Best wishes to Aurélie, who is finishing up in the group. We had a lovely send-off for her in South Kensington with lunch and ice-cream from Oddono’s! Lucky for us, Aurélie isn’t moving too far away, and will be doing some exciting research in David Labonte‘s group, also in the Department of Bioengineering.
** March 2020: Update- Aurélie was awarded a Marie Curie Skodowska fellowship to return to her native France- Congratulations Aurélie!! **
Vivien‘s first first-author paper entitled “Effects of Abnormal Muscle Forces on Prenatal Joint Morphogenesis in Mice” has been published in the Journal of Orthopaedic Research. The paper characterises the effects of absent or reduced muscle on prenatal development of the major synovial joints. Vivien used image registration to qualitatively and quantitatively compare joint shapes between muscleless, reduced-muscle and normal mice. Different joints were affected more than others, and what we found most interesting is that a reduction in muscle often led to *more* severe effects than no muscle- like in the humeral distal condyles (blue: control, yellow: reduced-muscle, purple: muscleless)
Congratulations Vivien! You can access the final version of the paper here, or the submitted version here if you don’t have access to JOR.
The Developmental Biomechanics group headed en masse to a sunny and hot Barcelona for the EMBO Workshop on Limb Development and Regeneration: New Tools for a Classic Model System. Niamh and Yuming gave talks while Devi, James, Josepha, Nidal, Pati (our talented MEng project student!) and Vivien presented posters. Devi and Pati also gave flash talks to highlight the work in their posters. The group enjoyed sampling the lovely Catalan food and the sea swimming right beside the conference venue!
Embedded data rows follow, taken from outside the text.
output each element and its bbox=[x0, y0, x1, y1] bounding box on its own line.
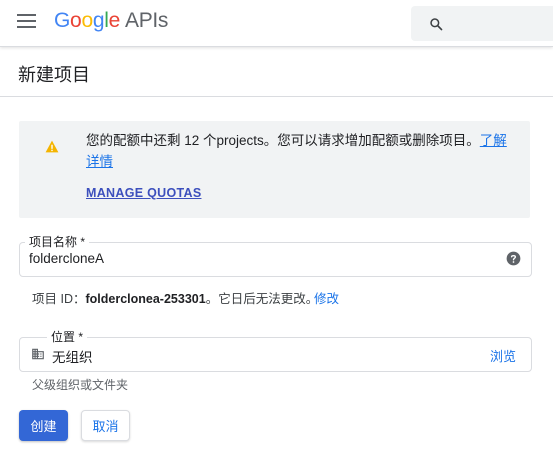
create-button[interactable]: 创建 bbox=[19, 410, 68, 441]
project-id-suffix: 。它日后无法更改。 bbox=[205, 292, 319, 306]
project-name-field[interactable]: folderclonеA bbox=[19, 242, 532, 277]
logo-letter-o2: o bbox=[81, 9, 93, 32]
warning-icon bbox=[45, 140, 59, 153]
project-name-label: 项目名称 * bbox=[25, 233, 90, 250]
project-id-info: 项目 ID：folderclonea-253301。它日后无法更改。 bbox=[32, 288, 318, 307]
logo-letter-o1: o bbox=[70, 9, 82, 32]
project-id-value: folderclonea-253301 bbox=[85, 292, 206, 306]
search-icon[interactable] bbox=[429, 17, 443, 31]
browse-button[interactable]: 浏览 bbox=[490, 346, 516, 365]
edit-project-id-link[interactable]: 修改 bbox=[314, 288, 339, 307]
search-box[interactable] bbox=[411, 6, 553, 41]
project-id-prefix: 项目 ID： bbox=[32, 292, 86, 306]
help-icon[interactable] bbox=[506, 251, 521, 266]
google-apis-logo[interactable]: Google APIs bbox=[54, 9, 168, 33]
location-field[interactable]: 无组织 浏览 bbox=[19, 337, 532, 372]
logo-suffix: APIs bbox=[124, 9, 169, 32]
manage-quotas-link[interactable]: MANAGE QUOTAS bbox=[86, 186, 201, 200]
project-name-input[interactable]: folderclonеA bbox=[29, 251, 104, 266]
quota-notice: 您的配额中还剩 12 个projects。您可以请求增加配额或删除项目。了解详情… bbox=[19, 121, 530, 218]
logo-letter-g: G bbox=[54, 9, 71, 32]
hamburger-menu-icon[interactable] bbox=[17, 14, 36, 29]
location-value: 无组织 bbox=[52, 350, 93, 365]
page-title: 新建项目 bbox=[18, 65, 90, 85]
quota-message-text: 您的配额中还剩 12 个projects。您可以请求增加配额或删除项目。 bbox=[86, 133, 480, 148]
title-row: 新建项目 bbox=[0, 48, 553, 97]
logo-letter-e: e bbox=[108, 9, 121, 32]
cancel-button[interactable]: 取消 bbox=[81, 410, 130, 441]
organization-icon bbox=[32, 348, 44, 360]
location-hint: 父级组织或文件夹 bbox=[32, 378, 129, 392]
top-bar: Google APIs bbox=[0, 0, 553, 47]
logo-letter-g2: g bbox=[92, 9, 105, 32]
location-label: 位置 * bbox=[47, 328, 88, 345]
quota-message: 您的配额中还剩 12 个projects。您可以请求增加配额或删除项目。了解详情 bbox=[86, 130, 511, 172]
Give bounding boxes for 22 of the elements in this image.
Niamh presented an invited talk at the 9th International Conference on Children’s Bone Health (ICCBH) in Salzburg from the 22-25th June 2019. The meeting provided an interesting forum for presenting the group’s research as many of the participants are from an endocrinology background.
A bittersweet farewell to Kaushik who leaves the group to take up a faculty position at IIT Delhi. We will miss you Kaushik but look forward to continuing to collaborate and to all the great achievements that will your future will bring!
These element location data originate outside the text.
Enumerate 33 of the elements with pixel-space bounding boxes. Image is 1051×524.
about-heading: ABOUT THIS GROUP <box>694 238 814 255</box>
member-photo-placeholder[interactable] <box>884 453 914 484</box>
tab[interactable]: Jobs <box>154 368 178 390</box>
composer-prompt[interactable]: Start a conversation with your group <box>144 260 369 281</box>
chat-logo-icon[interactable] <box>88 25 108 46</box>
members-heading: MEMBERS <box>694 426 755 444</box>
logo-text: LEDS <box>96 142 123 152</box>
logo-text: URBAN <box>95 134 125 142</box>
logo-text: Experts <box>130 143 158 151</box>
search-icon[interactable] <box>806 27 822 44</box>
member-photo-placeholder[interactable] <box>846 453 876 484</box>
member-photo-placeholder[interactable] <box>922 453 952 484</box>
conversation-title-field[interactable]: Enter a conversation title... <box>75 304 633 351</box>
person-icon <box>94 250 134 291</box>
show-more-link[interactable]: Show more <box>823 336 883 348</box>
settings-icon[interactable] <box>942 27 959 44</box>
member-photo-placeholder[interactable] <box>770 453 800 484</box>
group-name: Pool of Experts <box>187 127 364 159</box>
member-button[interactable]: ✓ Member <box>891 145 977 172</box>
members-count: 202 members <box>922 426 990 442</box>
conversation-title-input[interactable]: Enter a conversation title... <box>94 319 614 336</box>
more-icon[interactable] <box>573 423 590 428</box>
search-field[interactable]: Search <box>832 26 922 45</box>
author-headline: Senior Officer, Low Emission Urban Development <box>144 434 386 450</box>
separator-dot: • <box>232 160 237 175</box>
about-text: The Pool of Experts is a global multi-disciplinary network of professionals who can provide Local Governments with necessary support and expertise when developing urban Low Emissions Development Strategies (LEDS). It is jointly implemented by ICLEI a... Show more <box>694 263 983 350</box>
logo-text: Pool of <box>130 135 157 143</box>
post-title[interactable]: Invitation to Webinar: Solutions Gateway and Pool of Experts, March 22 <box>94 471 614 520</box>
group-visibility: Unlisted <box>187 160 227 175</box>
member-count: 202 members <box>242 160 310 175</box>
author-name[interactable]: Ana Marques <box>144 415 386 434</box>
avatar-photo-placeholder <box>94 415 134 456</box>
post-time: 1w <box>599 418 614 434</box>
Cristian is leaving Imperial College to take up an exciting new position in industry with global healthcare company BTG. We are very sorry to lose him but wish him all the best with the next step of his career- good luck Cristian!!!
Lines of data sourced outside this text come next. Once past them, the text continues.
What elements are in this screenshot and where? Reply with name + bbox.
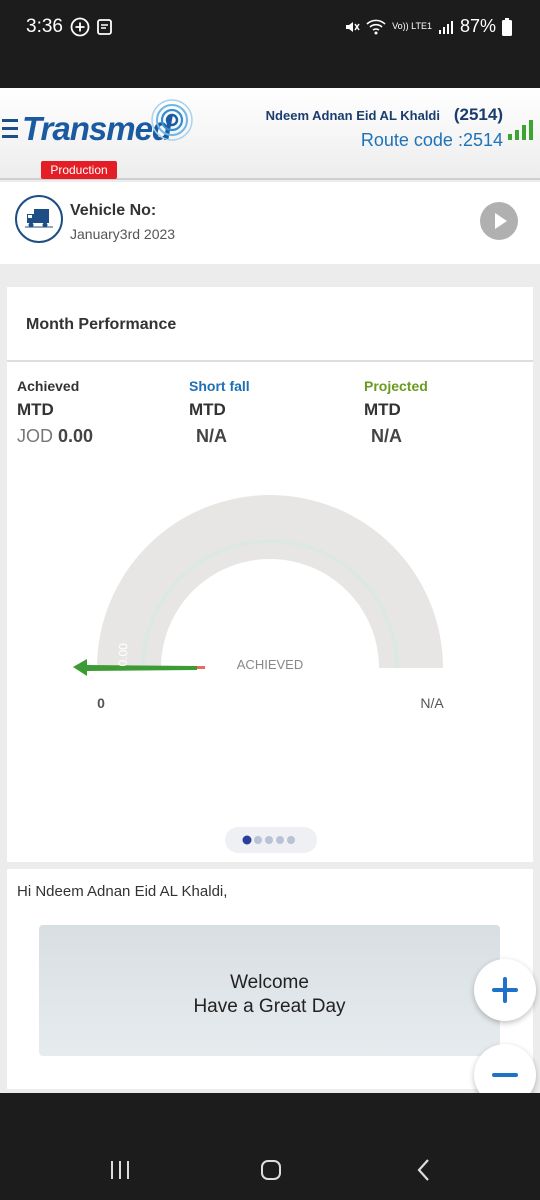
achieved-currency: JOD [17,426,53,446]
gauge-center-label: ACHIEVED [237,657,303,672]
app-logo: Transmed [22,110,172,147]
greeting-text: Hi Ndeem Adnan Eid AL Khaldi, [17,883,228,900]
shortfall-value: N/A [196,426,227,446]
app-header: Transmed Production Ndeem Adnan Eid AL K… [0,88,540,180]
gauge-min-label: 0 [97,695,105,711]
play-icon [495,213,507,229]
gauge-max-label: N/A [420,695,444,711]
vehicle-label: Vehicle No: [70,202,157,219]
home-icon[interactable] [259,1158,283,1182]
battery-icon [502,17,512,36]
status-time: 3:36 [26,16,63,37]
add-circle-icon [70,17,90,37]
shortfall-column: Short fall MTD N/A [189,378,250,447]
pager-dot[interactable] [254,836,262,844]
welcome-line2: Have a Great Day [193,996,346,1017]
status-bar: 3:36 Vo)) LTE1 87% [0,0,540,88]
user-name: Ndeem Adnan Eid AL Khaldi [265,108,440,123]
environment-badge: Production [41,161,117,179]
performance-title: Month Performance [26,316,177,333]
recent-apps-icon[interactable] [108,1159,132,1181]
note-icon [97,19,112,35]
vehicle-row: Vehicle No: January3rd 2023 [0,182,540,264]
achieved-label: Achieved [17,378,80,394]
plus-icon [492,977,518,1003]
mute-icon [346,21,360,32]
carousel-pager[interactable] [225,827,317,853]
network-type: Vo)) LTE1 [392,21,432,31]
pager-dot[interactable] [276,836,284,844]
projected-value: N/A [371,426,402,446]
divider [7,360,533,362]
play-button[interactable] [480,202,518,240]
welcome-line1: Welcome [230,972,309,993]
achievement-gauge: ACHIEVED 0.00 0 N/A [73,495,444,727]
vehicle-date: January3rd 2023 [70,226,176,242]
projected-column: Projected MTD N/A [364,378,428,447]
user-code: (2514) [453,105,503,124]
back-icon[interactable] [414,1158,434,1182]
pager-dot[interactable] [265,836,273,844]
pager-dot[interactable] [287,836,295,844]
wifi-icon [366,19,386,34]
signal-strength-icon [508,120,533,140]
greeting-card: Hi Ndeem Adnan Eid AL Khaldi, Welcome Ha… [7,869,533,1089]
projected-label: Projected [364,378,428,394]
projected-period: MTD [364,400,401,419]
achieved-period: MTD [17,400,54,419]
achieved-column: Achieved MTD JOD 0.00 [17,378,93,447]
logo-swirl-icon [151,99,193,141]
zoom-in-button[interactable] [474,959,536,1021]
route-code: Route code :2514 [360,130,503,150]
month-performance-card[interactable]: Month Performance Achieved MTD JOD 0.00 … [7,287,533,862]
battery-percent: 87% [459,16,496,36]
system-nav-bar [0,1093,540,1200]
shortfall-period: MTD [189,400,226,419]
truck-icon [15,195,63,243]
gauge-needle-label: 0.00 [116,643,131,667]
signal-icon [438,20,453,34]
menu-icon[interactable] [2,119,18,143]
welcome-banner: Welcome Have a Great Day [39,925,500,1056]
pager-dot-active[interactable] [242,835,252,845]
shortfall-label: Short fall [189,378,250,394]
achieved-value: 0.00 [58,426,94,446]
Saima and Niamh both gave presentations at the 2019 Orthopaedic Research Society in Austin Texas in early February. Saima presented her NIRA-shortlisted work on “Muscle loading determines distribution of collagens in the developing skeleton” while Niamh gave an invited talk to the ORS Tendon Section on “The biomechanics and mechanobiology of skeletogenesis”
A warm welcome to Nidal Khatib who joined the Developmental Biomechanics group in January. Nidal will be using our mechanostimulation bioreactor system to explore mechanotransductory pathways and mechanisms acting during prenatal skeletal development. His project is a collaboration with Prof David Hoey from Trinity College Dublin, and is funded by Niamh’s ERC Starting Grant.